Waymo put its self-driving Chrysler Pacifica minivan on display at CES 2019.
Waymo put its self-driving Chrysler Pacifica minivan on display at CES 2019.

Image: DAVID MCNEW/AFP/Getty Images

“Dashing through the snow in a Level 4 self-driving car…”

That’s what Google autonomous car spinoff Waymo is humming today (probably) after announcing plans for a self-driving car factory in southeast Michigan. 

The company said it’s building the “world’s first factory 100%-dedicated to the mass production” of Level 4 autonomous vehicles, which technically don’t require a driver in the front seat. (So far, Waymo has decided to keep a safety operator up front anyway.)

The first order of business is finding a facility in Michigan and then hiring engineers, operations staff, and fleet coordinators to build and eventually test the self-driving cars.
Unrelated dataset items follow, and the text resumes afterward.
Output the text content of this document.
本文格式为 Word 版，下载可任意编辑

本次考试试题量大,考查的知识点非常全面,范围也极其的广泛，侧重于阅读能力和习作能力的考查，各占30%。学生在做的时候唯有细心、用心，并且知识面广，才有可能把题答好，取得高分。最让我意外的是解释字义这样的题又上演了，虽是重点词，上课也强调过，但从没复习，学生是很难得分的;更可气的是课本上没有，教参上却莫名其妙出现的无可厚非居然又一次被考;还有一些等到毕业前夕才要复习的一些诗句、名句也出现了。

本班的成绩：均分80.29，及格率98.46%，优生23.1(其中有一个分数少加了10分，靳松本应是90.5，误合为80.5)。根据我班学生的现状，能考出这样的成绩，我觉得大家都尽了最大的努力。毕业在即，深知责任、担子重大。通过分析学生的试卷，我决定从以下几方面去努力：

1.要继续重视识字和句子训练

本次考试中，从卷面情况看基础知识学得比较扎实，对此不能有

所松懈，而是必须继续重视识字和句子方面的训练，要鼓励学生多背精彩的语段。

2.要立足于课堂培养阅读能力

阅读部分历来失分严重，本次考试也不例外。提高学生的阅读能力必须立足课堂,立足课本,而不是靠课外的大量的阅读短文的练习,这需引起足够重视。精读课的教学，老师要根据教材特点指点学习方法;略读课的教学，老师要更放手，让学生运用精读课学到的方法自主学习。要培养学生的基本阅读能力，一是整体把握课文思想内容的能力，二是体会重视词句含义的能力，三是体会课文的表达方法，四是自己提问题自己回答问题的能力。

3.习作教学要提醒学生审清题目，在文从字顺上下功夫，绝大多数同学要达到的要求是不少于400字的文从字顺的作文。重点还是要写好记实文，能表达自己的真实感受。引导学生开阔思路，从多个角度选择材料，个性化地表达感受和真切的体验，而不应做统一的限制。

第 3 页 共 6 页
Waymo has a Michigan presence already with a development center in Novi that opened in 2016. The space served as a testing spot for the Chrysler Pacifica minivan, which was used in a self-driving taxi service launched last year in the Phoenix area. 

The minivans have also experienced snowy conditions before, but are mainly driven in warmer, dry climates like the San Francisco Bay Area and Arizona. In 2017, Waymo ventured out to the public roads in Michigan with the intention of testing its autonomous minivans in snow and ice.

But how well it can handle inclement weather has been questioned in recent months. Near Phoenix, a Waymo One rider told the Verge the car was put into manual mode because it couldn’t handle rain.

Waymo plans to put its own software and hardware into cars at the new factory with the help of Magna, an auto supplier that builds self-driving kits for Lyft’s autonomous vehicles. Waymo already leads the way in self-driven miles tested. Now it’s pushing even further towards a robot-car future.